Indonesian stakeholders in the healthcare sector see artificial intelligence (AI) as vital in creating health tech in the future, potentially allowing for quick obtainment of analytical results that can serve as a foundation for shaping public health policies.
Agus Rachmanto, Deputy Chief of the Digital Transformation Office (DTO) at India’s Ministry of Health and Family Welfare (MoHFW), stated on Friday that precise data is significant in forming public health rules.
However, the country’s substantial population and lack of healthcare workers pose challenges, making data collection through research and field surveys laborious and expensive.
For instance, the government’s actions to address malnutrition or stunting in Indonesia require quite a large number of health workers and volunteers to perform studies, visits, and identify affected areas.
Rachmanto said with AI, data gathering and processing can be done faster and more efficiently than manually conducting it.
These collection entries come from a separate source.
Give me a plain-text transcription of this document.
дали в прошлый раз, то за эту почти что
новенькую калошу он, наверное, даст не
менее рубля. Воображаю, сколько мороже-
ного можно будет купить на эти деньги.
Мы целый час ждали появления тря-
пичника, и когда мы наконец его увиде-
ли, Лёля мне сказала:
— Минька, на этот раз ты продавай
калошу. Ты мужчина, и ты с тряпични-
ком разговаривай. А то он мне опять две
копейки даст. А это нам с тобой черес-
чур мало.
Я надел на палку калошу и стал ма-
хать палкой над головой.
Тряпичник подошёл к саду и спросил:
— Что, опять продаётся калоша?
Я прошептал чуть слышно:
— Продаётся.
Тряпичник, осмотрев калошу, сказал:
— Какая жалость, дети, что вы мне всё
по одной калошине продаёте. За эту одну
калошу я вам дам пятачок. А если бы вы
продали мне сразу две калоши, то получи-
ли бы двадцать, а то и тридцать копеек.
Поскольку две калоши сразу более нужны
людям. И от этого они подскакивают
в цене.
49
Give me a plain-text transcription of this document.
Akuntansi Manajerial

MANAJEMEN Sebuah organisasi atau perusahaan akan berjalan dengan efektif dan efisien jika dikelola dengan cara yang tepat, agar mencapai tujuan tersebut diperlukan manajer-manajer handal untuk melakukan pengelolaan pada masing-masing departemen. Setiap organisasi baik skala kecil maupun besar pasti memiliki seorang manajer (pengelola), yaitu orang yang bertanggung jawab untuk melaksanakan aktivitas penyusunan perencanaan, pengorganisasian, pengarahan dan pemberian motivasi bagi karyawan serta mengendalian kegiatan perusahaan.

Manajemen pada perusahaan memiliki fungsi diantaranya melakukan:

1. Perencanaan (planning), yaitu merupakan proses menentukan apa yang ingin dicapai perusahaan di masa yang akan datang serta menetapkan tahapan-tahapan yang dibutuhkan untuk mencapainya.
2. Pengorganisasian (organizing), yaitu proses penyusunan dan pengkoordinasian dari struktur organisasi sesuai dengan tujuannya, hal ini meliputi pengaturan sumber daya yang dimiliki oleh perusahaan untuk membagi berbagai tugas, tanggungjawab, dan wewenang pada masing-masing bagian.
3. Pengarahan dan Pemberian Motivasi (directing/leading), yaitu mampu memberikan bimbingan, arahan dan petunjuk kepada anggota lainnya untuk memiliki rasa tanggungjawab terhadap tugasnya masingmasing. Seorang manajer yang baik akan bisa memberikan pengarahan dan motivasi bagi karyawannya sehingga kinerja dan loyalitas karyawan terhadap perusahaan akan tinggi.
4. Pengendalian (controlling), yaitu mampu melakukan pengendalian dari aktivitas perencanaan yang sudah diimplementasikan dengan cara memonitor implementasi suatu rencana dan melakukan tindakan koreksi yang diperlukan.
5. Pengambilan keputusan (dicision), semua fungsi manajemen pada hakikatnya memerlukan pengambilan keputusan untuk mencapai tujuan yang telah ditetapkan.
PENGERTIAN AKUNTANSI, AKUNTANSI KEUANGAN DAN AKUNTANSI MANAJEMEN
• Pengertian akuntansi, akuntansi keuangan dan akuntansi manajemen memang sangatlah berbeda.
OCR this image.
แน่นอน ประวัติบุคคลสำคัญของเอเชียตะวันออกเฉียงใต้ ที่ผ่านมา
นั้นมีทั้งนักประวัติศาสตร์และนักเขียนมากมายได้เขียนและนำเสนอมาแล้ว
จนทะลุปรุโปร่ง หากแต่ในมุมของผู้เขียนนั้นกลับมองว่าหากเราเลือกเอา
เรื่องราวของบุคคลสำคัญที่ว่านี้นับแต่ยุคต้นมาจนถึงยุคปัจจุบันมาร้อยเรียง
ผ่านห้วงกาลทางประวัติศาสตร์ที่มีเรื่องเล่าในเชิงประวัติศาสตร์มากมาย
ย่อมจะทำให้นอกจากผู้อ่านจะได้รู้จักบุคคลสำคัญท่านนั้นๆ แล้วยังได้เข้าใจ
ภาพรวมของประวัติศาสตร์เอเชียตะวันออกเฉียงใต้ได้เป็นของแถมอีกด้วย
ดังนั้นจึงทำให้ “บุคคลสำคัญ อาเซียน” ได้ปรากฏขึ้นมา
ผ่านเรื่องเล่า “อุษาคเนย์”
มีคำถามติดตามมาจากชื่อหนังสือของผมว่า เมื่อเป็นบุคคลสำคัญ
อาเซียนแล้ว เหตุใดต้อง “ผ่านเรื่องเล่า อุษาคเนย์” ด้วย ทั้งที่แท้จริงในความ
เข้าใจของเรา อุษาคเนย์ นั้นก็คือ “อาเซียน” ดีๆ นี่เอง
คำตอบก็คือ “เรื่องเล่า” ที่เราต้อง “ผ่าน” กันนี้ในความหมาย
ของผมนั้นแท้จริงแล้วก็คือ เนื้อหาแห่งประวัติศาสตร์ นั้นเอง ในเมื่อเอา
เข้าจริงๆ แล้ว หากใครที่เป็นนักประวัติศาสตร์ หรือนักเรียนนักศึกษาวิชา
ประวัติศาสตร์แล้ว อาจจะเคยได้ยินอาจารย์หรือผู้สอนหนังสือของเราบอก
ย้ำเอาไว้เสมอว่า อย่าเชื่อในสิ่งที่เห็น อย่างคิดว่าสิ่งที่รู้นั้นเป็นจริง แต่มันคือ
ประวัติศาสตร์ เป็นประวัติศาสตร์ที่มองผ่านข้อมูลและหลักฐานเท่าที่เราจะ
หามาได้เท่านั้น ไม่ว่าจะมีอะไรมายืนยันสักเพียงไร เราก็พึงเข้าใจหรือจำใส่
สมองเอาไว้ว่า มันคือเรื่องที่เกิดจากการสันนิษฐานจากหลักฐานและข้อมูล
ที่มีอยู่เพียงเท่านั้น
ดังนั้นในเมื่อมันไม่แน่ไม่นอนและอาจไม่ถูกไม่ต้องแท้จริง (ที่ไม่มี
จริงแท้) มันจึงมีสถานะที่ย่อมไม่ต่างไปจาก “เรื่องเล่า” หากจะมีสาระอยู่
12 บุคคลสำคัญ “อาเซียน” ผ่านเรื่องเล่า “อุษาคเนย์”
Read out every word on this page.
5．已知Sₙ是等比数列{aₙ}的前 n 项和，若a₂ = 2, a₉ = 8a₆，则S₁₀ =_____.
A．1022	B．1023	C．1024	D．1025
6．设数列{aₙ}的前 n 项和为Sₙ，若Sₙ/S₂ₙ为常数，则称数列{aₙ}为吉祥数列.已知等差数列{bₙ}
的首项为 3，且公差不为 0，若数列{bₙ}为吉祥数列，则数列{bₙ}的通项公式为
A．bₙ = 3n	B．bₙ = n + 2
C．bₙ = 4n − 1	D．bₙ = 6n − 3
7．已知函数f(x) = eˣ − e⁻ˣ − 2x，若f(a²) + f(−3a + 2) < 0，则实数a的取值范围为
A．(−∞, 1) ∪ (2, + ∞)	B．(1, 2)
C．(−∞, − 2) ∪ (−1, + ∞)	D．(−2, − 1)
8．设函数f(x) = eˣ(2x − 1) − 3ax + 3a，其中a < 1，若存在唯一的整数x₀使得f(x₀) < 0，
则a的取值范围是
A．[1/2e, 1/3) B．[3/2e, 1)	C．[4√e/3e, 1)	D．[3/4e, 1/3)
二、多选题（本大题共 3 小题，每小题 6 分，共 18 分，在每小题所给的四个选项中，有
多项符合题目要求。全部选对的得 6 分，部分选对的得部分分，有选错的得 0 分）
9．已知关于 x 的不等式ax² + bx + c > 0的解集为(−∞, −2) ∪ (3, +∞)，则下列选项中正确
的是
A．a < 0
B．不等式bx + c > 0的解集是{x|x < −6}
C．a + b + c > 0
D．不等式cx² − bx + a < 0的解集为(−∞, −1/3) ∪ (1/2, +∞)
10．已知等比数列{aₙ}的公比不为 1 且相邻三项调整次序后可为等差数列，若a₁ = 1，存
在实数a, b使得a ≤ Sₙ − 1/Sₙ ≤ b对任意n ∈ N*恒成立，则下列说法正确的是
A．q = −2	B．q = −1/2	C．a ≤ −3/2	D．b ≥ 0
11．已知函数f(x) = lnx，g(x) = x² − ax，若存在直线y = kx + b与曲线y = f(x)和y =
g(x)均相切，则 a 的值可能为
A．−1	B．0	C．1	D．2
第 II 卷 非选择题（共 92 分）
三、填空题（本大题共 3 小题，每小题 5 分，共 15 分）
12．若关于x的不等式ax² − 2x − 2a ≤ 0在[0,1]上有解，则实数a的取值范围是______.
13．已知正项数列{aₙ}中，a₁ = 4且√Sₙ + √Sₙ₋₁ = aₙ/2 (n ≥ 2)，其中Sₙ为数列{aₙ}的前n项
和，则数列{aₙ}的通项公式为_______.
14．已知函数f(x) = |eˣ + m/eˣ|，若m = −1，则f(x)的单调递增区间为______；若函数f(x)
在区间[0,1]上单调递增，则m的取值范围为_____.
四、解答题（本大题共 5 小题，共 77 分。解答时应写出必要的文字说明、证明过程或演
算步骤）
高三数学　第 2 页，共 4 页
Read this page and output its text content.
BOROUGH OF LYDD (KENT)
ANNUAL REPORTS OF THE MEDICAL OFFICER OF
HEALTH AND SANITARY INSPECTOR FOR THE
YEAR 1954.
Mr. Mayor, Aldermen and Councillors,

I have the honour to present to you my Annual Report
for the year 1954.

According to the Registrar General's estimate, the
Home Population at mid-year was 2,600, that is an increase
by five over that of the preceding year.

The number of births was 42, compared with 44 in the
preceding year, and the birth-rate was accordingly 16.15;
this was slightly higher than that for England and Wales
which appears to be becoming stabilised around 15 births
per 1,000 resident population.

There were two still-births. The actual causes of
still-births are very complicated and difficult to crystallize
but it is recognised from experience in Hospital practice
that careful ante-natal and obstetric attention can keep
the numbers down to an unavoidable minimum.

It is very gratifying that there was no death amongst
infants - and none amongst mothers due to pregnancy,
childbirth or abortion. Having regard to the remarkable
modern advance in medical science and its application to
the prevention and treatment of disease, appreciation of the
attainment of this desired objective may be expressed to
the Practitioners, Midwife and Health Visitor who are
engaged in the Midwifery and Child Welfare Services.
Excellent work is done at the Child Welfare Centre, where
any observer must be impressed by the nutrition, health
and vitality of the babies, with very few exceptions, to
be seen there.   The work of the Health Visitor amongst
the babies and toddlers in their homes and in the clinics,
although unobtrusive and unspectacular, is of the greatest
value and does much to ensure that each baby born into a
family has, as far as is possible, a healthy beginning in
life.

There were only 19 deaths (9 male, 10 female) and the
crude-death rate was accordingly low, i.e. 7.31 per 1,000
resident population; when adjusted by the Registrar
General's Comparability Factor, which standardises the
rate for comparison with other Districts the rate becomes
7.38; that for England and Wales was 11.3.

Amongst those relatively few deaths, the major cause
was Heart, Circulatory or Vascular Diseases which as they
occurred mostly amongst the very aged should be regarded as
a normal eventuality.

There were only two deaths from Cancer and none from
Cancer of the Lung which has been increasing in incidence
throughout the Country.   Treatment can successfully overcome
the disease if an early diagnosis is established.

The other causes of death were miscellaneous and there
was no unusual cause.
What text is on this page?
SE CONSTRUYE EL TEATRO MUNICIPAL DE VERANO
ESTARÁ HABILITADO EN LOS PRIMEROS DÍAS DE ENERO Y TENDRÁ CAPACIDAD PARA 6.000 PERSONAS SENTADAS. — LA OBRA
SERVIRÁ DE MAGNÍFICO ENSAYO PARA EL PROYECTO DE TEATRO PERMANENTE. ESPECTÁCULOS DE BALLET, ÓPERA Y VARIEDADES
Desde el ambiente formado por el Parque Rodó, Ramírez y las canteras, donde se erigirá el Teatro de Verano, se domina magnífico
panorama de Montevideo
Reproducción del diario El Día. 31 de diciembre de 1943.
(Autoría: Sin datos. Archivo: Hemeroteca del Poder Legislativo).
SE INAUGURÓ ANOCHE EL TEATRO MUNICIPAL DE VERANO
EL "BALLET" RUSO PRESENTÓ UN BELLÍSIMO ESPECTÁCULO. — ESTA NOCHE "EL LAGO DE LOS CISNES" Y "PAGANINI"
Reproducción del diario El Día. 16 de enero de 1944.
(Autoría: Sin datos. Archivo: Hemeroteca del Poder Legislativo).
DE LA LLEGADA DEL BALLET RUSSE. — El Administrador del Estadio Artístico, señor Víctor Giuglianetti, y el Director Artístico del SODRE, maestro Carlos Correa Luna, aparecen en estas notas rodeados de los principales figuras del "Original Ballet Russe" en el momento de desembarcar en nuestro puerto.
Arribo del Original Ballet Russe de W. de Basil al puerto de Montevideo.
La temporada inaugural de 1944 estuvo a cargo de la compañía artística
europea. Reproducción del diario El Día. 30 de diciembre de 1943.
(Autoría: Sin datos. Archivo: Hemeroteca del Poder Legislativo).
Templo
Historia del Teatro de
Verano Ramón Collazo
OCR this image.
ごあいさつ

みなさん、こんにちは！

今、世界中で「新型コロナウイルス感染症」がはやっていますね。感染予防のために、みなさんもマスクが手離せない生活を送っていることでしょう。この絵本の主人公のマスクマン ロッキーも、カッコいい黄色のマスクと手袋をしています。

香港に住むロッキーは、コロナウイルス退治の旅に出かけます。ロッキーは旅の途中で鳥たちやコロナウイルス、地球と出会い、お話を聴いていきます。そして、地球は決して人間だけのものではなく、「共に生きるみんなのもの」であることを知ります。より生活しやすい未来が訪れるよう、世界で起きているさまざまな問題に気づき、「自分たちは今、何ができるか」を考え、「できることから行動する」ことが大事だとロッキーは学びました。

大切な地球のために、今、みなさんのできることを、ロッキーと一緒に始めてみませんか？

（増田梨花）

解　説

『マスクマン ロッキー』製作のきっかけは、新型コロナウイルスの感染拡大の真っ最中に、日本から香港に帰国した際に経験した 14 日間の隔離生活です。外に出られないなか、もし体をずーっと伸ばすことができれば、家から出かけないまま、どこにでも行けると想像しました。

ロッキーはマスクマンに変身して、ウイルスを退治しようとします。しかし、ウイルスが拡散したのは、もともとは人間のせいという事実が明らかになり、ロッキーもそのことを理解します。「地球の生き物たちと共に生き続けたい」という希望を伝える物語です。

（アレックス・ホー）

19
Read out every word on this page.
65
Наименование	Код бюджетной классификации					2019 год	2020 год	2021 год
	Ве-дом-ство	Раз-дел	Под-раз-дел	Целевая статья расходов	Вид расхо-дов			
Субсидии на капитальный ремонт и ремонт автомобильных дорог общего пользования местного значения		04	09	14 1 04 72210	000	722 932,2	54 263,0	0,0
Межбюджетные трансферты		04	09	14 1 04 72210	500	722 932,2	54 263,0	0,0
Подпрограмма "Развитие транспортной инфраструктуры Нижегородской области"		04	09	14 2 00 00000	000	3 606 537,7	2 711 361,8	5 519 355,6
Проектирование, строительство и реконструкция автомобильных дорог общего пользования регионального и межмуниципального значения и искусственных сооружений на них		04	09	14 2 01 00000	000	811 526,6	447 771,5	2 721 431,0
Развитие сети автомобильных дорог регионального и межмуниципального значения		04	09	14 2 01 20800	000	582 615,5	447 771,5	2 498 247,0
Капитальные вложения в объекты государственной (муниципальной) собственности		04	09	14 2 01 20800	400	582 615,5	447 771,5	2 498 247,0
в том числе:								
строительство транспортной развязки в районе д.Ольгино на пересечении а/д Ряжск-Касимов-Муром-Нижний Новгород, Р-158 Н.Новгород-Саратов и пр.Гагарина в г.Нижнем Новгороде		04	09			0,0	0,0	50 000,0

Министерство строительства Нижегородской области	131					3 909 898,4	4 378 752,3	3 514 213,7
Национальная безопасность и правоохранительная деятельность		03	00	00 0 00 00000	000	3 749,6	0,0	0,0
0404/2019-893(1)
AI can be used to analyze existing data within the Ministry of Health’s (MoH) applications and platforms, like SATUSEHAT and ASIK, found in community health clinics, hospitals, and government health offices.
Moreover, since SATUSEHAT’s launch in 2022, it has utilized the cloud to keep electronic medical record (EMR) data from thousands of healthcare sites in Indonesia.
The cloud-processed data is expected to aid the government’s observation and monitoring of disease patterns and their spread nationwide.
Rachmanto stated that employing the cloud is aimed at the technology being a reliable method to assist the DTO team’s efforts in business processes, data storing, product development, and application operation.
The Deputy Chief assured that the health data kept in their cloud is secured, encrypted, and backed up properly. He added that stating an application is also made to guarantee it has no security issues, addressing any potential gaps, should there be any.
AI Enables Outbreak Surveillance in Indonesia
According to a report, AI demonstrated a capability to run surveillance of possible disease outbreaks.
Individuals suffering from a particular disease are required to report to health personnel locally, while the healthcare workers relay cases at a provincial level before the case is ultimately looked at by agencies at the central level.
The process from the first reporting stage to finally reaching central health officials often takes a month, slowing down efforts to address an outbreak.
Rachmando underscored the importance of immediate responses during pandemics, calling for the use of AI to aid in recognizing such information earlier for quicker anticipation.
According to his research, outbreak alerts are frequently from social media, as more people tend to share case information via status updates rather than reporting them to health experts.
Rachmando presented the possibility of using social media analysis as an early sign to investigate the potential of an outbreak.
Upon confirmation of the information, the government can take necessary actions, from determining the extent of healthcare resources to be used to the interventions needed to handle the issue.